The Bangunan Wawasan (Chinese: 宏愿楼) was built in 2011. The eight-story Bangunan Wawasan comprises a foyer at Level 1, a fully air-conditioned modern library at Level 2, two multi-purpose halls at Level 3, three lecture theatres at Level 4, a rooftop loft and an astronomical observatory at the rooftop. Bangunan Wawasan is also equipped with the necessary infrastructure and ICT facilities to provide the students with a positive and supportive environment that is conducive for academic and social growth.

Penang Chinese Chamber of Commerce had donated RM2 mil for the construction of Bangunan Wawasan along with other efforts and sponsors. This prompted the school board of directors to rename the building as Bangunan Wawasan Penang Chinese Chamber of Commerce.

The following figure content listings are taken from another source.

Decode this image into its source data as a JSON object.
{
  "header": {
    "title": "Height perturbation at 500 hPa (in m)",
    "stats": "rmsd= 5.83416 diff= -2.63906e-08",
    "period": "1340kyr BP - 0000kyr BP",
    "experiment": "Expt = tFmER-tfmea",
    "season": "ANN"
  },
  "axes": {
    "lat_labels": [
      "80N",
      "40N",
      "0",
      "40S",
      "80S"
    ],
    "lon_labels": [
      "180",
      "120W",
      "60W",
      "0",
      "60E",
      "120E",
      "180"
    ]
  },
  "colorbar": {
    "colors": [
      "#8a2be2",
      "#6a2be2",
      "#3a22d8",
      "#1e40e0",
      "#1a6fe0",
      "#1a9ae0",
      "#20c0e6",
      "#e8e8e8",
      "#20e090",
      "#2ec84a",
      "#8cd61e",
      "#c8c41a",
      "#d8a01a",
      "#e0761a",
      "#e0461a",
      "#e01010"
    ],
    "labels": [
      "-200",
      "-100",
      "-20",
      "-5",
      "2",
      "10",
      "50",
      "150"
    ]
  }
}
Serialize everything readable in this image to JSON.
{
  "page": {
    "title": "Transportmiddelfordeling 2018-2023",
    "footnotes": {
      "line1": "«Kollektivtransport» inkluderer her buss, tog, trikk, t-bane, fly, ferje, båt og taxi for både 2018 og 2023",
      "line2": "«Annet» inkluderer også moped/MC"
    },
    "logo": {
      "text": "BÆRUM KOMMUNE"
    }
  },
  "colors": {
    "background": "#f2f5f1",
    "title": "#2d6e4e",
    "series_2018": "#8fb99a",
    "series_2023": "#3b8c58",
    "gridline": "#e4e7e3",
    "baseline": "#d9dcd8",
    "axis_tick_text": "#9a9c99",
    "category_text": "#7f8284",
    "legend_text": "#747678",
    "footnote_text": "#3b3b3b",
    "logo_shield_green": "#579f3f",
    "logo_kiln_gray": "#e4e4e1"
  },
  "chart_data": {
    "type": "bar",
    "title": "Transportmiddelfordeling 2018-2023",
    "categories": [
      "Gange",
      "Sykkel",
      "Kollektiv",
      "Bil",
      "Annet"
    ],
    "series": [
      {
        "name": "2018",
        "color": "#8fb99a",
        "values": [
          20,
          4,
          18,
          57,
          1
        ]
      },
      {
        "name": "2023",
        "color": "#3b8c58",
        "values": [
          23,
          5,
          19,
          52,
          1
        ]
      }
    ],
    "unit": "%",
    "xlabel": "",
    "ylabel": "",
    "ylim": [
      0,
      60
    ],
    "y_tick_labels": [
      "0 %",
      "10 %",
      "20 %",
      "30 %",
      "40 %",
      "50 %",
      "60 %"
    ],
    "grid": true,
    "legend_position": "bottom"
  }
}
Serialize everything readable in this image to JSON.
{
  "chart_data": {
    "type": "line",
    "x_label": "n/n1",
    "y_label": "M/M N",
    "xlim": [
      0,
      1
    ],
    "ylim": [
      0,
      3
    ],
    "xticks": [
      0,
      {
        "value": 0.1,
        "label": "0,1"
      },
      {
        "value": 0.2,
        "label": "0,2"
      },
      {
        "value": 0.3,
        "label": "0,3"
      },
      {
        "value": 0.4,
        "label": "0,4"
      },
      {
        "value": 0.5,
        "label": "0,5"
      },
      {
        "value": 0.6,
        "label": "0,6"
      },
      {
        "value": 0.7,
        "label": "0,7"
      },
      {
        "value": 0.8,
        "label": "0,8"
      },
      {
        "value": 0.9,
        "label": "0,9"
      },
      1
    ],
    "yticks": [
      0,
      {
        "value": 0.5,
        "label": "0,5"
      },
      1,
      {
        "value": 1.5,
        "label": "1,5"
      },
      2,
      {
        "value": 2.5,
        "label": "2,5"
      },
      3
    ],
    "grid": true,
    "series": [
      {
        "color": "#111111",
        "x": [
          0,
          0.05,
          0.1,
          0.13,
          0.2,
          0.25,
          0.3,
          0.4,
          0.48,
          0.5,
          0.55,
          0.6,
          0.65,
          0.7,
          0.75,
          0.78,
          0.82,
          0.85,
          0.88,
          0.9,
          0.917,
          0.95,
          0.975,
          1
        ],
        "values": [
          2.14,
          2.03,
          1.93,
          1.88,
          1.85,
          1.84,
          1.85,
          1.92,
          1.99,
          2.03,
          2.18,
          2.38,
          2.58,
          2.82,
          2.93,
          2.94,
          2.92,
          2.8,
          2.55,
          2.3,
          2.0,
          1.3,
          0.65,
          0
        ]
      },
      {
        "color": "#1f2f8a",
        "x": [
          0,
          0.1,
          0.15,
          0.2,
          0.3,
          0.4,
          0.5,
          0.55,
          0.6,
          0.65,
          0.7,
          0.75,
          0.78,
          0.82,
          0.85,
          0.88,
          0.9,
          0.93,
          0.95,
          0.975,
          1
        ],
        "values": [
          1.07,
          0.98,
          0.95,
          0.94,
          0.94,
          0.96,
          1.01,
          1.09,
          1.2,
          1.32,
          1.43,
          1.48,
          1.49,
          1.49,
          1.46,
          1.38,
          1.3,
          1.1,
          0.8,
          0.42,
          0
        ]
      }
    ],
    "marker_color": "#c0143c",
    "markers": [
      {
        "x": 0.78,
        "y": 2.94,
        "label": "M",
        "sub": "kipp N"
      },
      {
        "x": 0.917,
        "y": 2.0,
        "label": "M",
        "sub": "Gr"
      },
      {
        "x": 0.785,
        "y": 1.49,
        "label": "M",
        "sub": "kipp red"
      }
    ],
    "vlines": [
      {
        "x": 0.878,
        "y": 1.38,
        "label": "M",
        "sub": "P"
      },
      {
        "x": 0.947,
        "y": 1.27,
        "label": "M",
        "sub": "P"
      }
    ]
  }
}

The building was officially launched on 9 September 2011. Present to officiate the new building were the Chief Minister, Heng Ee board of trustees chairman Datuk Loh Geok Beng, and chamber president Tan Sri Tan Kok Ping.

===Sports facilities===
The sports infrastructures in this school include two basketball courts and two volleyball courts located opposite the school (where the ex-pupils association is), a mini gymnasium(not open to students who are not in the Body Building Club)on Level 1 of Block E, two badminton courts in the school hall, a football field and a 6 lane 100 meter running track. There is also table tennis tables situated in the school hall which can be set up.

===Canteen===
The original location of the school canteen was at Level 1 of Block D which was the current staffroom. Years later, it was moved to a bigger site beside Block E. Due to the school's expansion plan for the 8-storey Bangunan Wawasan, the canteen was demolished and moved to a temporary site behind Block B while waiting for the completion of Bangunan Wawasan. At first the school planned to rebuild the canteen at Level 1 of Bangunan Wawasan. As the number of students increased gradually over the years, the school decided to make it permanent instead of shifting back to its original site. At the same time, three ventilating machines were installed.